The lightweight composite material combines flame-resistant properties with high elasticity, making it ideal for many applications. Image courtesy of Purdue University.

A new lightweight, flame-resistant, and super-elastic “metamaterial” has been shown to combine high strength with electrical conductivity and thermal insulation, suggesting potential applications from buildings to aerospace, according to researchers at Purdue University (West Lafayette, Indiana) and several other institutions.

The composite combines nanolayers of a ceramic called aluminum oxide with graphene, an extremely thin sheet of carbon. Although both the ceramic and graphene are brittle, they say the new metamaterial has a honeycomb microstructure that provides stronger elasticity and structural robustness.

Metamaterials are engineered with features, patterns, or elements on the scale of nanometers, or billionths of a meter, providing new properties for various potential applications.

Graphene would ordinarily degrade when exposed to high temperatures, but the ceramic imparts high heat tolerance and flame resistance. These properties could be useful as a heat shield for aircraft, the researchers say, adding that its lightweight, high-strength, and shock-absorbing properties could make the composite a good substrate material for flexible electronic devices and “large strain sensors.”

Because it has high electrical conductivity and yet is an excellent thermal insulator, it might be used as a flame-retardant, thermally insulating coating, as well as sensors and devices that convert heat into electricity, says Gary Cheng, an associate professor at Purdue’s industrial engineering school.

“This material is lighter than a feather,” Cheng says. “The density is really low.
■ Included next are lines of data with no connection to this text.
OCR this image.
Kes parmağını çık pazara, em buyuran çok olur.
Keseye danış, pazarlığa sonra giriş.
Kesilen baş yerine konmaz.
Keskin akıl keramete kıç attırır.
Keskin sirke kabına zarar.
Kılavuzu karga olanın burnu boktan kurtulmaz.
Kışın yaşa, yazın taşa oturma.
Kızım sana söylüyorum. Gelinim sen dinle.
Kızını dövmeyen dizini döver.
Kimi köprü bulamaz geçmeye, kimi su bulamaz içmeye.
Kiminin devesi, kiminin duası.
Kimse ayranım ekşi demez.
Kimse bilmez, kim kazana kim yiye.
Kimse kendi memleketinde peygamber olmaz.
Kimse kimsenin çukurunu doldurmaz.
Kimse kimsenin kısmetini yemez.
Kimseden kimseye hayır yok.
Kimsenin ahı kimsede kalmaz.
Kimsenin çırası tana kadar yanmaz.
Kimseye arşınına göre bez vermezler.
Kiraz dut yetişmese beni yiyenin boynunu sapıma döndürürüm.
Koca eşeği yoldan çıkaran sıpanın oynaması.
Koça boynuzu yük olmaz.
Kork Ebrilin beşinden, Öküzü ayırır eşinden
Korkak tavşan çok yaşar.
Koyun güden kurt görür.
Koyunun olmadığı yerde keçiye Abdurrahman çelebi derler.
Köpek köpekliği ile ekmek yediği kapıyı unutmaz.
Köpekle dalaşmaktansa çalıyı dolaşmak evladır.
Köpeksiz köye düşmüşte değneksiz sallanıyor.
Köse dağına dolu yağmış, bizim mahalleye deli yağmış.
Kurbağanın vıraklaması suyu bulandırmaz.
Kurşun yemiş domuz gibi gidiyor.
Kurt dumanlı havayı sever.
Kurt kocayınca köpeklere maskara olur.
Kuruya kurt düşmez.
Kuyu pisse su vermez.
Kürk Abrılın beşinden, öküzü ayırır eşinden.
It has a very high strength-to-weight ratio.”

The findings were detailed in a research paper published in the journal Advanced Materials. The paper was a collaboration between Purdue, Lanzhou University (Lanzhou, China), the Harbin Institute of Technology (Harbin, China), and the U.S. Air Force Research Laboratory (Riverside, Ohio).

“The outstanding properties of today’s ceramic-based components have been used to enable many multifunctional applications, including thermal protective skins, intelligent sensors, electromagnetic wave absorption, and anticorrosion coatings,” Cheng says.
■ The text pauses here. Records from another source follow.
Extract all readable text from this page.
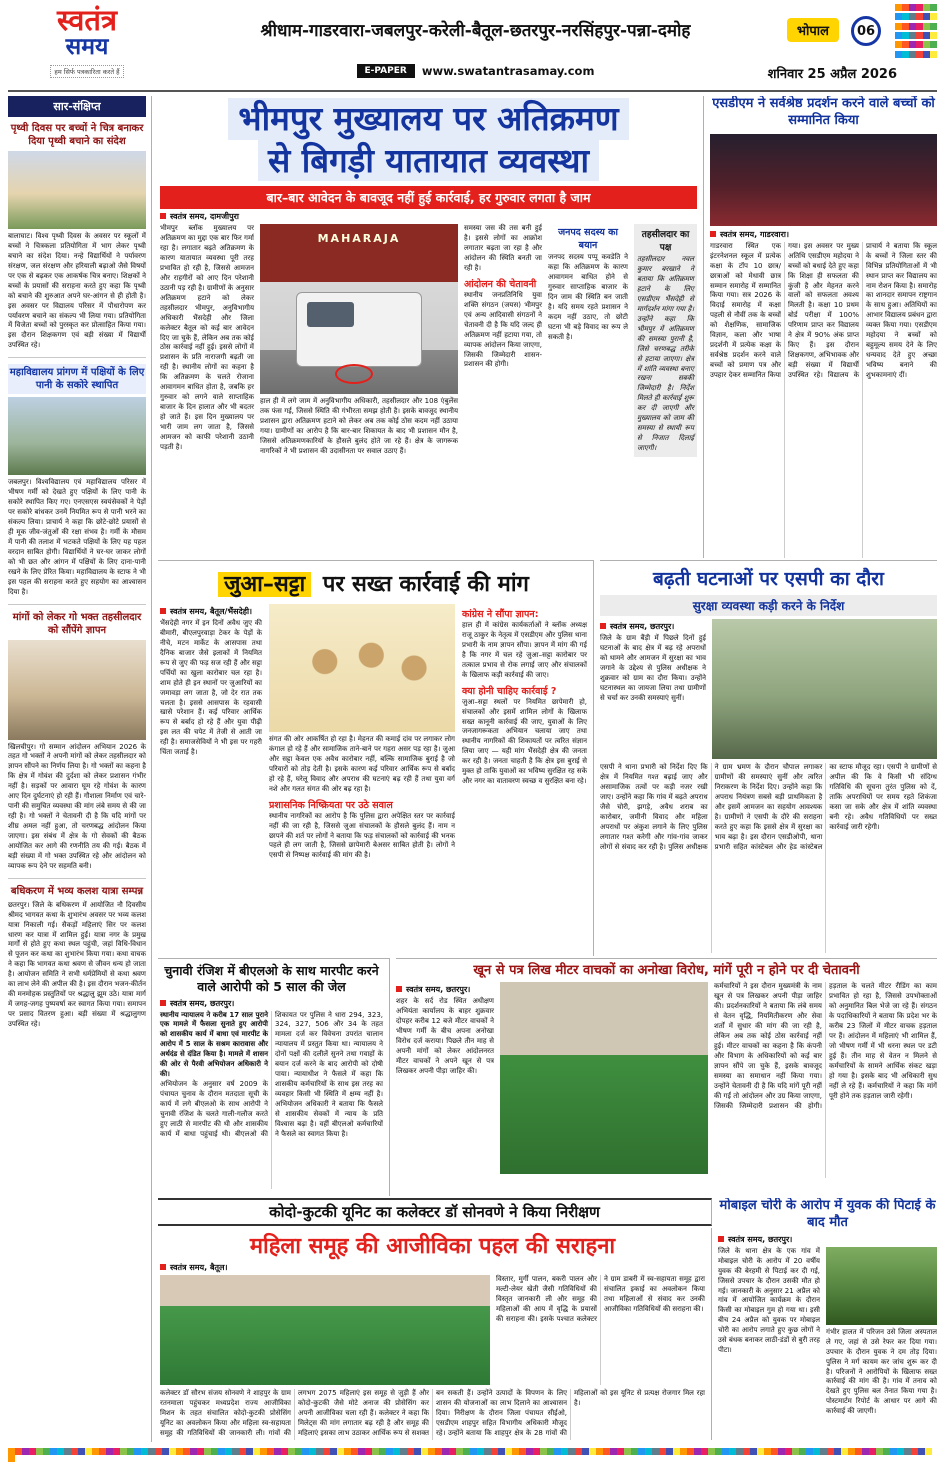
स्वतंत्र
समय
हम सिर्फ पत्रकारिता करते हैं
श्रीधाम-गाडरवारा-जबलपुर-करेली-बैतूल-छतरपुर-नरसिंहपुर-पन्ना-दमोह	भोपाल	06
E-PAPER	www.swatantrasamay.com	शनिवार 25 अप्रैल 2026
सार-संक्षिप्त
पृथ्वी दिवस पर बच्चों ने चित्र बनाकर दिया पृथ्वी बचाने का संदेश
बालाघाट। विश्व पृथ्वी दिवस के अवसर पर स्कूलों में बच्चों ने चित्रकला प्रतियोगिता में भाग लेकर पृथ्वी बचाने का संदेश दिया। नन्हे विद्यार्थियों ने पर्यावरण संरक्षण, जल संरक्षण और हरियाली बढ़ाओ जैसे विषयों पर एक से बढ़कर एक आकर्षक चित्र बनाए। शिक्षकों ने बच्चों के प्रयासों की सराहना करते हुए कहा कि पृथ्वी को बचाने की शुरुआत अपने घर-आंगन से ही होती है। इस अवसर पर विद्यालय परिसर में पौधारोपण कर पर्यावरण बचाने का संकल्प भी लिया गया। प्रतियोगिता में विजेता बच्चों को पुरस्कृत कर प्रोत्साहित किया गया। इस दौरान शिक्षकगण एवं बड़ी संख्या में विद्यार्थी उपस्थित रहे।
महाविद्यालय प्रांगण में पक्षियों के लिए पानी के सकोरे स्थापित
जबलपुर। विश्वविद्यालय एवं महाविद्यालय परिसर में भीषण गर्मी को देखते हुए पक्षियों के लिए पानी के सकोरे स्थापित किए गए। एनएसएस स्वयंसेवकों ने पेड़ों पर सकोरे बांधकर उनमें नियमित रूप से पानी भरने का संकल्प लिया। प्राचार्य ने कहा कि छोटे-छोटे प्रयासों से ही मूक जीव-जंतुओं की रक्षा संभव है। गर्मी के मौसम में पानी की तलाश में भटकते पक्षियों के लिए यह पहल वरदान साबित होगी। विद्यार्थियों ने घर-घर जाकर लोगों को भी छत और आंगन में पक्षियों के लिए दाना-पानी रखने के लिए प्रेरित किया। महाविद्यालय के स्टाफ ने भी इस पहल की सराहना करते हुए सहयोग का आश्वासन दिया है।
मांगों को लेकर गो भक्त तहसीलदार को सौंपेंगे ज्ञापन
खिलचीपुर। गो सम्मान आंदोलन अभियान 2026 के तहत गो भक्तों ने अपनी मांगों को लेकर तहसीलदार को ज्ञापन सौंपने का निर्णय लिया है। गो भक्तों का कहना है कि क्षेत्र में गोवंश की दुर्दशा को लेकर प्रशासन गंभीर नहीं है। सड़कों पर आवारा घूम रहे गोवंश के कारण आए दिन दुर्घटनाएं हो रही हैं। गौशाला निर्माण एवं चारे-पानी की समुचित व्यवस्था की मांग लंबे समय से की जा रही है। गो भक्तों ने चेतावनी दी है कि यदि मांगों पर शीघ्र अमल नहीं हुआ, तो चरणबद्ध आंदोलन किया जाएगा। इस संबंध में क्षेत्र के गो सेवकों की बैठक आयोजित कर आगे की रणनीति तय की गई। बैठक में बड़ी संख्या में गो भक्त उपस्थित रहे और आंदोलन को व्यापक रूप देने पर सहमति बनी।
बधिकरण में भव्य कलश यात्रा सम्पन्न
छतरपुर। जिले के बधिकरण में आयोजित नौ दिवसीय श्रीमद भागवत कथा के शुभारंभ अवसर पर भव्य कलश यात्रा निकाली गई। सैकड़ों महिलाएं सिर पर कलश धारण कर यात्रा में शामिल हुईं। यात्रा नगर के प्रमुख मार्गों से होते हुए कथा स्थल पहुंची, जहां विधि-विधान से पूजन कर कथा का शुभारंभ किया गया। कथा वाचक ने कहा कि भागवत कथा श्रवण से जीवन धन्य हो जाता है। आयोजन समिति ने सभी धर्मप्रेमियों से कथा श्रवण का लाभ लेने की अपील की है। इस दौरान भजन-कीर्तन की मनमोहक प्रस्तुतियों पर श्रद्धालु झूम उठे। यात्रा मार्ग में जगह-जगह पुष्पवर्षा कर स्वागत किया गया। समापन पर प्रसाद वितरण हुआ। बड़ी संख्या में श्रद्धालुगण उपस्थित रहे।
भीमपुर मुख्यालय पर अतिक्रमण
से बिगड़ी यातायात व्यवस्था
बार–बार आवेदन के बावजूद नहीं हुई कार्रवाई, हर गुरुवार लगता है जाम
स्वतंत्र समय, दामजीपुरा
भीमपुर ब्लॉक मुख्यालय पर अतिक्रमण का मुद्दा एक बार फिर गर्मा रहा है। लगातार बढ़ते अतिक्रमण के कारण यातायात व्यवस्था पूरी तरह प्रभावित हो रही है, जिससे आमजन और राहगीरों को आए दिन परेशानी उठानी पड़ रही है। ग्रामीणों के अनुसार अतिक्रमण हटाने को लेकर तहसीलदार भीमपुर, अनुविभागीय अधिकारी भैंसदेही और जिला कलेक्टर बैतूल को कई बार आवेदन दिए जा चुके हैं, लेकिन अब तक कोई ठोस कार्रवाई नहीं हुई। इससे लोगों में प्रशासन के प्रति नाराजगी बढ़ती जा रही है। स्थानीय लोगों का कहना है कि अतिक्रमण के चलते रोजाना आवागमन बाधित होता है, जबकि हर गुरुवार को लगने वाले साप्ताहिक बाजार के दिन हालात और भी बदतर हो जाते हैं। इस दिन मुख्यालय पर भारी जाम लग जाता है, जिससे आमजन को काफी परेशानी उठानी पड़ती है।
MAHARAJA
हाल ही में लगे जाम में अनुविभागीय अधिकारी, तहसीलदार और 108 एंबुलेंस तक फंस गई, जिससे स्थिति की गंभीरता समझ होती है। इसके बावजूद स्थानीय प्रशासन द्वारा अतिक्रमण हटाने को लेकर अब तक कोई ठोस कदम नहीं उठाया गया। ग्रामीणों का आरोप है कि बार-बार शिकायत के बाद भी प्रशासन मौन है, जिससे अतिक्रमणकारियों के हौसले बुलंद होते जा रहे हैं। क्षेत्र के जागरूक नागरिकों ने भी प्रशासन की उदासीनता पर सवाल उठाए हैं।

समस्या जस की तस बनी हुई है। इससे लोगों का आक्रोश लगातार बढ़ता जा रहा है और आंदोलन की स्थिति बनती जा रही है।

आंदोलन की चेतावनी

स्थानीय जनप्रतिनिधि युवा शक्ति संगठन (जयस) भीमपुर एवं अन्य आदिवासी संगठनों ने चेतावनी दी है कि यदि जल्द ही अतिक्रमण नहीं हटाया गया, तो व्यापक आंदोलन किया जाएगा, जिसकी जिम्मेदारी शासन-प्रशासन की होगी।

जनपद सदस्य का बयान

जनपद सदस्य पप्पू कवडेति ने कहा कि अतिक्रमण के कारण आवागमन बाधित होने से गुरुवार साप्ताहिक बाजार के दिन जाम की स्थिति बन जाती है। यदि समय रहते प्रशासन ने कदम नहीं उठाए, तो छोटी घटना भी बड़े विवाद का रूप ले सकती है।

तहसीलदार का पक्ष

तहसीलदार नवल कुमार बरखाने ने बताया कि अतिक्रमण हटाने के लिए एसडीएम भैंसदेही से मार्गदर्शन मांगा गया है। उन्होंने कहा कि भीमपुर में अतिक्रमण की समस्या पुरानी है, जिसे चरणबद्ध तरीके से हटाया जाएगा। क्षेत्र में शांति व्यवस्था बनाए रखना सबकी जिम्मेदारी है। निर्देश मिलते ही कार्रवाई शुरू कर दी जाएगी और मुख्यालय को जाम की समस्या से स्थायी रूप से निजात दिलाई जाएगी।

एसडीएम ने सर्वश्रेष्ठ प्रदर्शन करने वाले बच्चों को सम्मानित किया
स्वतंत्र समय, गाडरवारा।
गाडरवारा स्थित एक इंटरनेशनल स्कूल में प्रत्येक कक्षा के टॉप 10 छात्र/छात्राओं को मेधावी छात्र सम्मान समारोह में सम्मानित किया गया। सत्र 2026 के विदाई समारोह में कक्षा पहली से नौवीं तक के बच्चों को शैक्षणिक, सामाजिक विज्ञान, कला और भाषा प्रदर्शनी में प्रत्येक कक्षा के सर्वश्रेष्ठ प्रदर्शन करने वाले बच्चों को प्रमाण पत्र और उपहार देकर सम्मानित किया गया। इस अवसर पर मुख्य अतिथि एसडीएम महोदया ने बच्चों को बधाई देते हुए कहा कि शिक्षा ही सफलता की कुंजी है और मेहनत करने वालों को सफलता अवश्य मिलती है। कक्षा 10 प्रथम बोर्ड परीक्षा में 100% परिणाम प्राप्त कर विद्यालय ने क्षेत्र में 90% अंक प्राप्त किए हैं। इस दौरान शिक्षकगण, अभिभावक और बड़ी संख्या में विद्यार्थी उपस्थित रहे। विद्यालय के प्राचार्य ने बताया कि स्कूल के बच्चों ने जिला स्तर की विभिन्न प्रतियोगिताओं में भी स्थान प्राप्त कर विद्यालय का नाम रोशन किया है। समारोह का शानदार समापन राष्ट्रगान के साथ हुआ। अतिथियों का आभार विद्यालय प्रबंधन द्वारा व्यक्त किया गया। एसडीएम महोदया ने बच्चों को बहुमूल्य समय देने के लिए धन्यवाद देते हुए अच्छा भविष्य बनाने की शुभकामनाएं दीं।
जुआ–सट्टा पर सख्त कार्रवाई की मांग
स्वतंत्र समय, बैतूल/भैंसदेही।

भैंसदेही नगर में इन दिनों अवैध जुए की बीमारी, बीएलपुरवाड़ा टेकर के पेड़ों के नीचे, मटन मार्केट के आसपास तथा दैनिक बाजार जैसे इलाकों में नियमित रूप से जुए की फड़ सज रही हैं और सट्टा पर्चियों का खुला कारोबार चल रहा है। शाम होते ही इन स्थानों पर जुआरियों का जमावड़ा लग जाता है, जो देर रात तक चलता है। इससे आसपास के रहवासी खासे परेशान हैं। कई परिवार आर्थिक रूप से बर्बाद हो रहे हैं और युवा पीढ़ी इस लत की चपेट में तेजी से आती जा रही है। समाजसेवियों ने भी इस पर गहरी चिंता जताई है।

संगत की ओर आकर्षित हो रहा है। मेहनत की कमाई दांव पर लगाकर लोग कंगाल हो रहे हैं और सामाजिक ताने-बाने पर गहरा असर पड़ रहा है। जुआ और सट्टा केवल एक अवैध कारोबार नहीं, बल्कि सामाजिक बुराई है जो परिवारों को तोड़ देती है। इसके कारण कई परिवार आर्थिक रूप से बर्बाद हो रहे हैं, घरेलू विवाद और अपराध की घटनाएं बढ़ रही हैं तथा युवा वर्ग नशे और गलत संगत की ओर बढ़ रहा है।

प्रशासनिक निष्क्रियता पर उठे सवाल

स्थानीय नागरिकों का आरोप है कि पुलिस द्वारा अपेक्षित स्तर पर कार्रवाई नहीं की जा रही है, जिससे जुआ संचालकों के हौसले बुलंद हैं। नाम न छापने की शर्त पर लोगों ने बताया कि फड़ संचालकों को कार्रवाई की भनक पहले ही लग जाती है, जिससे छापेमारी बेअसर साबित होती है। लोगों ने एसपी से निष्पक्ष कार्रवाई की मांग की है।

कांग्रेस ने सौंपा ज्ञापन:

हाल ही में कांग्रेस कार्यकर्ताओं ने ब्लॉक अध्यक्ष राजू ठाकुर के नेतृत्व में एसडीएम और पुलिस थाना प्रभारी के नाम ज्ञापन सौंपा। ज्ञापन में मांग की गई है कि नगर में चल रहे जुआ–सट्टा कारोबार पर तत्काल प्रभाव से रोक लगाई जाए और संचालकों के खिलाफ कड़ी कार्रवाई की जाए।

क्या होनी चाहिए कार्रवाई ?

जुआ–सट्टा स्थलों पर नियमित छापेमारी हो, संचालकों और इसमें शामिल लोगों के खिलाफ सख्त कानूनी कार्रवाई की जाए, युवाओं के लिए जनजागरूकता अभियान चलाया जाए तथा स्थानीय नागरिकों की शिकायतों पर त्वरित संज्ञान लिया जाए — यही मांग भैंसदेही क्षेत्र की जनता कर रही है। जनता चाहती है कि क्षेत्र इस बुराई से मुक्त हो ताकि युवाओं का भविष्य सुरक्षित रह सके और नगर का वातावरण स्वच्छ व सुरक्षित बना रहे।

बढ़ती घटनाओं पर एसपी का दौरा
सुरक्षा व्यवस्था कड़ी करने के निर्देश
स्वतंत्र समय, छतरपुर।

जिले के ग्राम बैंड़ी में पिछले दिनों हुई घटनाओं के बाद क्षेत्र में बढ़ रहे अपराधों को थामने और आमजन में सुरक्षा का भाव जगाने के उद्देश्य से पुलिस अधीक्षक ने शुक्रवार को ग्राम का दौरा किया। उन्होंने घटनास्थल का जायजा लिया तथा ग्रामीणों से चर्चा कर उनकी समस्याएं सुनीं।

एसपी ने थाना प्रभारी को निर्देश दिए कि क्षेत्र में नियमित गश्त बढ़ाई जाए और असामाजिक तत्वों पर कड़ी नजर रखी जाए। उन्होंने कहा कि गांव में बढ़ते अपराध जैसे चोरी, झगड़े, अवैध शराब का कारोबार, जमीनी विवाद और महिला अपराधों पर अंकुश लगाने के लिए पुलिस लगातार गश्त करेगी और गांव-गांव जाकर लोगों से संवाद कर रही है। पुलिस अधीक्षक ने ग्राम भ्रमण के दौरान चौपाल लगाकर ग्रामीणों की समस्याएं सुनीं और त्वरित निराकरण के निर्देश दिए। उन्होंने कहा कि अपराध नियंत्रण सबसे बड़ी प्राथमिकता है और इसमें आमजन का सहयोग आवश्यक है। ग्रामीणों ने एसपी के दौरे की सराहना करते हुए कहा कि इससे क्षेत्र में सुरक्षा का भाव बढ़ा है। इस दौरान एसडीओपी, थाना प्रभारी सहित कांस्टेबल और हेड कांस्टेबल का स्टाफ मौजूद रहा। एसपी ने ग्रामीणों से अपील की कि वे किसी भी संदिग्ध गतिविधि की सूचना तुरंत पुलिस को दें, ताकि अपराधियों पर समय रहते शिकंजा कसा जा सके और क्षेत्र में शांति व्यवस्था बनी रहे। अवैध गतिविधियों पर सख्त कार्रवाई जारी रहेगी।
चुनावी रंजिश में बीएलओ के साथ मारपीट करने वाले आरोपी को 5 साल की जेल
स्वतंत्र समय, छतरपुर।

स्थानीय न्यायालय ने करीब 17 साल पुराने एक मामले में फैसला सुनाते हुए आरोपी को शासकीय कार्य में बाधा एवं मारपीट के आरोप में 5 साल के सश्रम कारावास और अर्थदंड से दंडित किया है। मामले में शासन की ओर से पैरवी अभियोजन अधिकारी ने की।

अभियोजन के अनुसार वर्ष 2009 के पंचायत चुनाव के दौरान मतदाता सूची के कार्य में लगे बीएलओ के साथ आरोपी ने चुनावी रंजिश के चलते गाली-गलौज करते हुए लाठी से मारपीट की थी और शासकीय कार्य में बाधा पहुंचाई थी। बीएलओ की शिकायत पर पुलिस ने धारा 294, 323, 324, 327, 506 और 34 के तहत मामला दर्ज कर विवेचना उपरांत चालान न्यायालय में प्रस्तुत किया था। न्यायालय ने दोनों पक्षों की दलीलें सुनने तथा गवाहों के बयान दर्ज करने के बाद आरोपी को दोषी पाया। न्यायाधीश ने फैसले में कहा कि शासकीय कर्मचारियों के साथ इस तरह का व्यवहार किसी भी स्थिति में क्षम्य नहीं है। अभियोजन अधिकारी ने बताया कि फैसले से शासकीय सेवकों में न्याय के प्रति विश्वास बढ़ा है। वहीं बीएलओ कर्मचारियों ने फैसले का स्वागत किया है।

खून से पत्र लिख मीटर वाचकों का अनोखा विरोध, मांगें पूरी न होने पर दी चेतावनी
स्वतंत्र समय, छतरपुर।

शहर के सर्द रोड स्थित अधीक्षण अभियंता कार्यालय के बाहर शुक्रवार दोपहर करीब 12 बजे मीटर वाचकों ने भीषण गर्मी के बीच अपना अनोखा विरोध दर्ज कराया। पिछले तीन माह से अपनी मांगों को लेकर आंदोलनरत मीटर वाचकों ने अपने खून से पत्र लिखकर अपनी पीड़ा जाहिर की।

कर्मचारियों ने इस दौरान मुख्यमंत्री के नाम खून से पत्र लिखकर अपनी पीड़ा जाहिर की। प्रदर्शनकारियों ने बताया कि लंबे समय से वेतन वृद्धि, नियमितीकरण और सेवा शर्तों में सुधार की मांग की जा रही है, लेकिन अब तक कोई ठोस कार्रवाई नहीं हुई। मीटर वाचकों का कहना है कि कंपनी और विभाग के अधिकारियों को कई बार ज्ञापन सौंपे जा चुके हैं, इसके बावजूद समस्या का समाधान नहीं किया गया। उन्होंने चेतावनी दी है कि यदि मांगें पूरी नहीं की गईं तो आंदोलन और उग्र किया जाएगा, जिसकी जिम्मेदारी प्रशासन की होगी। हड़ताल के चलते मीटर रीडिंग का काम प्रभावित हो रहा है, जिससे उपभोक्ताओं को अनुमानित बिल भेजे जा रहे हैं। संगठन के पदाधिकारियों ने बताया कि प्रदेश भर के करीब 23 जिलों में मीटर वाचक हड़ताल पर हैं। आंदोलन में महिलाएं भी शामिल हैं, जो भीषण गर्मी में भी धरना स्थल पर डटी हुई हैं। तीन माह से वेतन न मिलने से कर्मचारियों के सामने आर्थिक संकट खड़ा हो गया है। इसके बाद भी अधिकारी सुध नहीं ले रहे हैं। कर्मचारियों ने कहा कि मांगें पूरी होने तक हड़ताल जारी रहेगी।
कोदो-कुटकी यूनिट का कलेक्टर डॉ सोनवणे ने किया निरीक्षण
महिला समूह की आजीविका पहल की सराहना
स्वतंत्र समय, बैतूल।
विस्तार, मुर्गी पालन, बकरी पालन और मल्टी-लेयर खेती जैसी गतिविधियों की विस्तृत जानकारी ली और समूह की महिलाओं की आय में वृद्धि के प्रयासों की सराहना की। इसके पश्चात कलेक्टर ने ग्राम डाबरी में स्व-सहायता समूह द्वारा संचालित इकाई का अवलोकन किया तथा महिलाओं से संवाद कर उनकी आजीविका गतिविधियों की सराहना की।
कलेक्टर डॉ सौरभ संजय सोनवणे ने शाहपुर के ग्राम रतनमाला पहुंचकर मध्यप्रदेश राज्य आजीविका मिशन के तहत संचालित कोदो-कुटकी प्रोसेसिंग यूनिट का अवलोकन किया और महिला स्व-सहायता समूह की गतिविधियों की जानकारी ली। गांवों की लगभग 2075 महिलाएं इस समूह से जुड़ी हैं और कोदो-कुटकी जैसे मोटे अनाज की प्रोसेसिंग कर अपनी आजीविका चला रही हैं। कलेक्टर ने कहा कि मिलेट्स की मांग लगातार बढ़ रही है और समूह की महिलाएं इसका लाभ उठाकर आर्थिक रूप से सशक्त बन सकती हैं। उन्होंने उत्पादों के विपणन के लिए शासन की योजनाओं का लाभ दिलाने का आश्वासन दिया। निरीक्षण के दौरान जिला पंचायत सीईओ, एसडीएम शाहपुर सहित विभागीय अधिकारी मौजूद रहे। उन्होंने बताया कि शाहपुर क्षेत्र के 28 गांवों की महिलाओं को इस यूनिट से प्रत्यक्ष रोजगार मिल रहा है।
मोबाइल चोरी के आरोप में युवक की पिटाई के बाद मौत
स्वतंत्र समय, छतरपुर।
जिले के थाना क्षेत्र के एक गांव में मोबाइल चोरी के आरोप में 20 वर्षीय युवक की बेरहमी से पिटाई कर दी गई, जिससे उपचार के दौरान उसकी मौत हो गई। जानकारी के अनुसार 21 अप्रैल को गांव में आयोजित कार्यक्रम के दौरान किसी का मोबाइल गुम हो गया था। इसी बीच 24 अप्रैल को युवक पर मोबाइल चोरी का आरोप लगाते हुए कुछ लोगों ने उसे बंधक बनाकर लाठी-डंडों से बुरी तरह पीटा।
गंभीर हालत में परिजन उसे जिला अस्पताल ले गए, जहां से उसे रेफर कर दिया गया। उपचार के दौरान युवक ने दम तोड़ दिया। पुलिस ने मर्ग कायम कर जांच शुरू कर दी है। परिजनों ने आरोपियों के खिलाफ सख्त कार्रवाई की मांग की है। गांव में तनाव को देखते हुए पुलिस बल तैनात किया गया है। पोस्टमार्टम रिपोर्ट के आधार पर आगे की कार्रवाई की जाएगी।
However, ceramic-based materials have several fundamental bottlenecks that prevent their ubiquitous use as functional or structural elements.

“Here, we report a multifunctional ceramic-graphene metamaterial with microstructure-derived super-elasticity and structural robustness,” Cheng says. “We achieved this by designing a hierarchical honeycomb microstructure assembled with multi-nanolayer cellular walls serving as basic elastic units. This metamaterial demonstrates a sequence of multifunctional properties simultaneously that have not been reported for ceramics and ceramics–matrix–composite structures.”

The composite material is made of interconnected cells of graphene sandwiched between ceramic layers. The graphene scaffold, referred to as an aerogel, is chemically bonded with ceramic layers using a process called atomic layer deposition.

“We carefully control the geometry of this graphene aerogel,” Cheng says. “And then we deposit very thin layers of the ceramic. The mechanical property of this aerogel is multifunctional, which is very important. This work has the potential of making graphene a more functional material.”

The process might be scaled up for industrial manufacturing, he adds.

According to the team, future work will include research to enhance the material’s properties, possibly by changing its crystalline structure, scaling up the process for manufacturing, and controlling the microstructure to tune material properties.

The research was funded in part by the U.S. National Institute of Standards and Technology (Gaithersburg, Maryland).